The service is aimed at persuading organizations running high-performance computing workloads such as computational fluid dynamics, weather modelling, and reservoir simulation to move to the cloud.

It is available now in preview on AWS EC2 P3dn and C5n instances, with support for more instances due to be added in 2019.

Hyperion Research says the availability of specialist hardware, such as heavyweight GPU accelerators, in public cloud platforms such as AWS and Google Cloud Platform is seeing an increasing amount of HPC workloads move to the cloud.

According to analyst Intersect360, cloud spending by HPC customers grew by 44% from 2016 to 2017, which it called it a "breakout year" for cloud-based HPC.

4. Simplify creating and running IoT applications from the cloud

AWS also revealed a suite of new tools designed to make it easier to build and run IoT applications.

AWS IoT SiteWise is a managed service that collects, organizes and structures data collected by IoT devices in industrial facilities, so it can be used to analyze equipment and performance data.

Another managed service, AWS IoT Events, monitors IoT sensors and applications to help detect problems such as malfunctioning equipment and automatically triggers actions and alerts. Meanwhile AWS IoT Things Graph provides a drag-and-drop tool for linking devices like sensors to services, and AWS IoT Greengrass Connectors allows developers to connect to third-party services such as ServiceNow or Splunk via common APIs.

The new services appear to be part of an attempt by the major cloud platform providers to offer all of the infrastructure and services needed to support IoT and edge computing deployments.

Another example is Microsoft's Azure Sphere, which aims to secure connected microcontrollers — of which there are 9 billion shipping every year — at both the board level and network level.

5. AWS to offer fully managed satellite ground stations

AWS also announced the world's first fully managed ground station-as-a-service.

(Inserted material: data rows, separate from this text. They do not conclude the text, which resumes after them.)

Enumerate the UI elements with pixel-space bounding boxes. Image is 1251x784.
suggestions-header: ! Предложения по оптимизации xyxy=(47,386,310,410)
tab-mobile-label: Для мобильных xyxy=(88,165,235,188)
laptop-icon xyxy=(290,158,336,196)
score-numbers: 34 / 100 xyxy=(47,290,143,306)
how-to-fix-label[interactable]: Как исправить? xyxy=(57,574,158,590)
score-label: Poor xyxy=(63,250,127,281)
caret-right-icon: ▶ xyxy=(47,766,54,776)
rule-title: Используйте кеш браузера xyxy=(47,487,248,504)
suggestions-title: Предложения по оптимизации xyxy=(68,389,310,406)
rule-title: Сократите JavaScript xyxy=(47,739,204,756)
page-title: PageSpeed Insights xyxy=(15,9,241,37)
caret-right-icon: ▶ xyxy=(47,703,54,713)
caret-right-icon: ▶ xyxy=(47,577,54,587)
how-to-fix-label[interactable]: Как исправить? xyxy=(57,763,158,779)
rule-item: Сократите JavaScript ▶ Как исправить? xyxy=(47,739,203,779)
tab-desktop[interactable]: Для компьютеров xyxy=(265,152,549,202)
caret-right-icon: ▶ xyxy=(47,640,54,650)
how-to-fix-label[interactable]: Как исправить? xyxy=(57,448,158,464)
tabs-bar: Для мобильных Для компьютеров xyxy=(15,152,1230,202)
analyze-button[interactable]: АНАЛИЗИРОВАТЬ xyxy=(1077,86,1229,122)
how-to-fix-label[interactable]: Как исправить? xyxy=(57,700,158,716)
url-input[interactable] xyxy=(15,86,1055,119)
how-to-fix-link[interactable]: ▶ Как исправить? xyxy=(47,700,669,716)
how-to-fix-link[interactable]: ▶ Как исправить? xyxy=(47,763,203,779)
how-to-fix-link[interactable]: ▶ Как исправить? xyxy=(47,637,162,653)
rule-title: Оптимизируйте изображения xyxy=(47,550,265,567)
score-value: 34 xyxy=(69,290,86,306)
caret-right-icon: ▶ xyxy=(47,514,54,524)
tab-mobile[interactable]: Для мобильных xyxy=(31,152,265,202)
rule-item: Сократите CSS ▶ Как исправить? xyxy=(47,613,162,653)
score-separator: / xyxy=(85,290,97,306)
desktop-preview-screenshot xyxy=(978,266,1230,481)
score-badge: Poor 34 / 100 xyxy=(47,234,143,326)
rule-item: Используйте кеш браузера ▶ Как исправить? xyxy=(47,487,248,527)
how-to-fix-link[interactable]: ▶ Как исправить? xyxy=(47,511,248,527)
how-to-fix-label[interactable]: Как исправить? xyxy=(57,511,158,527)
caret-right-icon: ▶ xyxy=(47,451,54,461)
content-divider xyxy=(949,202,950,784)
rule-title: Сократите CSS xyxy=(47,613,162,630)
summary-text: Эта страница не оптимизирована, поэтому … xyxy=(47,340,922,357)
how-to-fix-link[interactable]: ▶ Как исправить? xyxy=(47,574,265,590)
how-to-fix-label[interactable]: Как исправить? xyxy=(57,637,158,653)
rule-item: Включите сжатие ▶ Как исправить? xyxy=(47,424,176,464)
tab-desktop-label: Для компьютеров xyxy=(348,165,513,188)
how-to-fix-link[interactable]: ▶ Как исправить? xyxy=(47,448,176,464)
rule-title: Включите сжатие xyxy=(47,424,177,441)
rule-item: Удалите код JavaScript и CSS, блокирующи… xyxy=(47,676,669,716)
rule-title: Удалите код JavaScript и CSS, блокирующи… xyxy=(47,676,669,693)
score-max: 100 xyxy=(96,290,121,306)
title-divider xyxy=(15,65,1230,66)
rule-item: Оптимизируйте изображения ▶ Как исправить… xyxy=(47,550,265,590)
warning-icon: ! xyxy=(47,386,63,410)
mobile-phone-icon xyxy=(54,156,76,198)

CEO Andy Jassy says the service is designed to provide all the infrastructure needed to relay data to and from satellites, as well as to store, process and analyze that data.

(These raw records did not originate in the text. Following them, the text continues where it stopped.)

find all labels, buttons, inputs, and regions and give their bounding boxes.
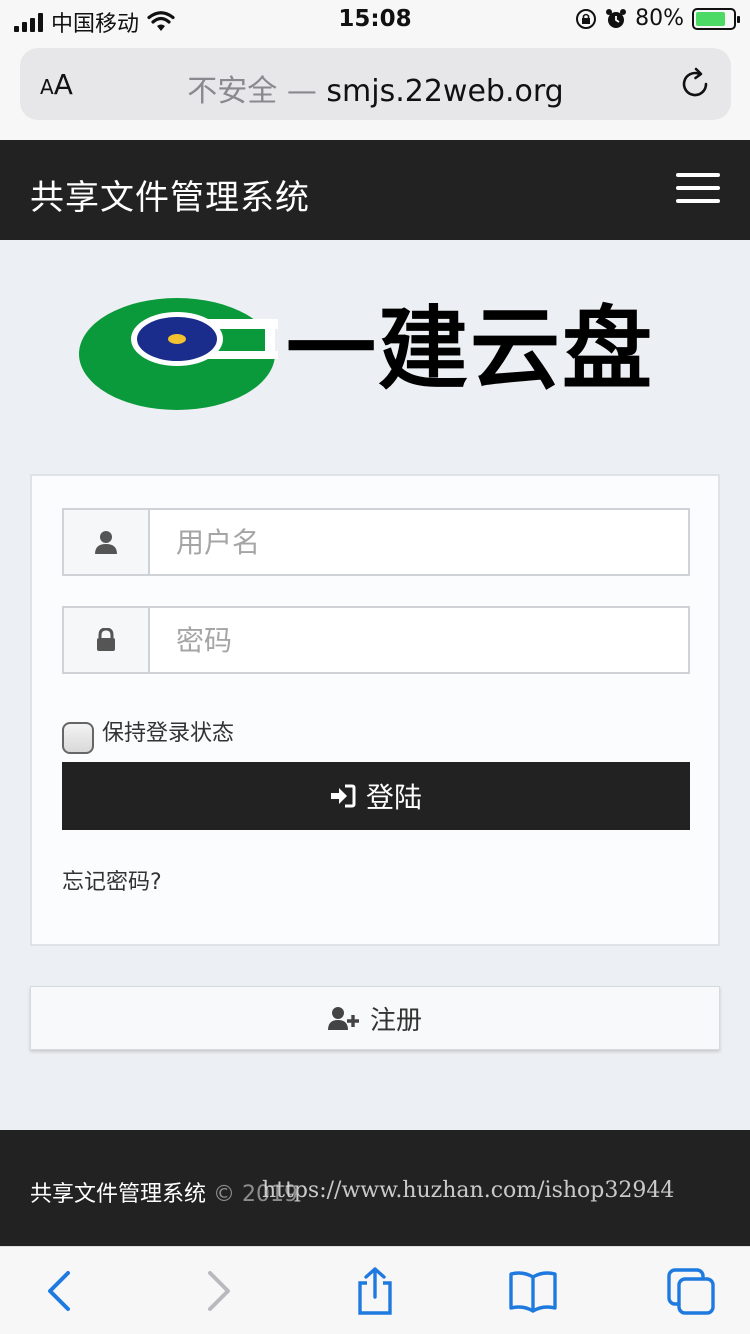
site-footer: 共享文件管理系统 © 2019 https://www.huzhan.com/i… xyxy=(0,1130,750,1246)
menu-toggle-button[interactable] xyxy=(676,173,720,205)
remember-label: 保持登录状态 xyxy=(102,721,235,746)
user-icon xyxy=(95,531,117,554)
password-input[interactable] xyxy=(152,608,688,672)
login-button[interactable]: 登陆 xyxy=(62,762,690,830)
url-display[interactable]: 不安全 — smjs.22web.org xyxy=(20,66,731,110)
tabs-icon[interactable] xyxy=(666,1267,716,1315)
site-navbar: 共享文件管理系统 xyxy=(0,140,750,240)
footer-title: 共享文件管理系统 xyxy=(30,1182,207,1207)
insecure-label: 不安全 — xyxy=(187,74,327,109)
lock-icon xyxy=(97,628,115,651)
bookmarks-icon[interactable] xyxy=(508,1267,558,1315)
forward-icon[interactable] xyxy=(192,1267,242,1315)
orientation-lock-icon xyxy=(576,8,597,29)
password-input-group xyxy=(62,606,690,674)
login-label: 登陆 xyxy=(365,781,422,814)
register-label: 注册 xyxy=(369,1005,422,1036)
alarm-icon xyxy=(606,8,627,28)
username-addon xyxy=(64,510,150,574)
url-domain: smjs.22web.org xyxy=(326,74,564,109)
menu-bar xyxy=(676,173,720,177)
remember-me[interactable]: 保持登录状态 xyxy=(62,708,234,754)
site-logo: 一建云盘 xyxy=(78,296,668,412)
status-right: 80% xyxy=(575,6,740,31)
browser-top-bar: AA 不安全 — smjs.22web.org xyxy=(0,40,750,140)
share-icon[interactable] xyxy=(350,1267,400,1315)
navbar-brand[interactable]: 共享文件管理系统 xyxy=(30,170,310,219)
footer-text: 共享文件管理系统 © 2019 xyxy=(30,1176,298,1208)
battery-percent: 80% xyxy=(635,6,684,31)
username-input-group xyxy=(62,508,690,576)
back-icon[interactable] xyxy=(36,1267,86,1315)
user-plus-icon xyxy=(327,1007,359,1030)
battery-icon xyxy=(692,7,740,30)
logo-text: 一建云盘 xyxy=(286,297,654,402)
browser-toolbar xyxy=(0,1246,750,1334)
forgot-password-link[interactable]: 忘记密码? xyxy=(62,864,162,896)
address-bar[interactable]: AA 不安全 — smjs.22web.org xyxy=(20,48,731,120)
disc-logo-icon xyxy=(79,298,278,410)
menu-bar xyxy=(676,186,720,190)
username-input[interactable] xyxy=(152,510,688,574)
password-addon xyxy=(64,608,150,672)
watermark-text: https://www.huzhan.com/ishop32944 xyxy=(262,1178,675,1203)
remember-checkbox[interactable] xyxy=(62,722,94,754)
reload-icon[interactable] xyxy=(677,66,713,102)
menu-bar xyxy=(676,199,720,203)
login-panel: 保持登录状态 登陆 忘记密码? xyxy=(30,474,720,946)
sign-in-icon xyxy=(330,784,356,808)
register-button[interactable]: 注册 xyxy=(30,986,720,1050)
status-bar: 中国移动 15:08 80% xyxy=(0,0,750,40)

AWS has built two AWS Ground Stations, with 10 more expected before mid-2019 worldwide.

"We think it dramatically changes the ease with which you can and the cost with which you can analyze data coming from satellites," Jassy said.

Each ground station will be associated with a specific AWS Region, with AWS currently having 19 regions around the world. AWS customers previewing the service include Lockheed Martin, Capella Space, and Open Cosmos.

The service is priced per-minute of downlink time, with an option to pre-pay.

In general, businesses running global services need to rely on a series of infrastructure endpoints situated in multiple locations across the world.

The newly announced AWS Global Accelerator is a service that will automatically route users of an AWS-based service to the best endpoint for them, based on their location, application health, and customer-specific configurations.

AWS Global Accelerator also allocates a set of static Anycast IP addresses that are unique per application and do not change, removing the need to update clients as the application scales.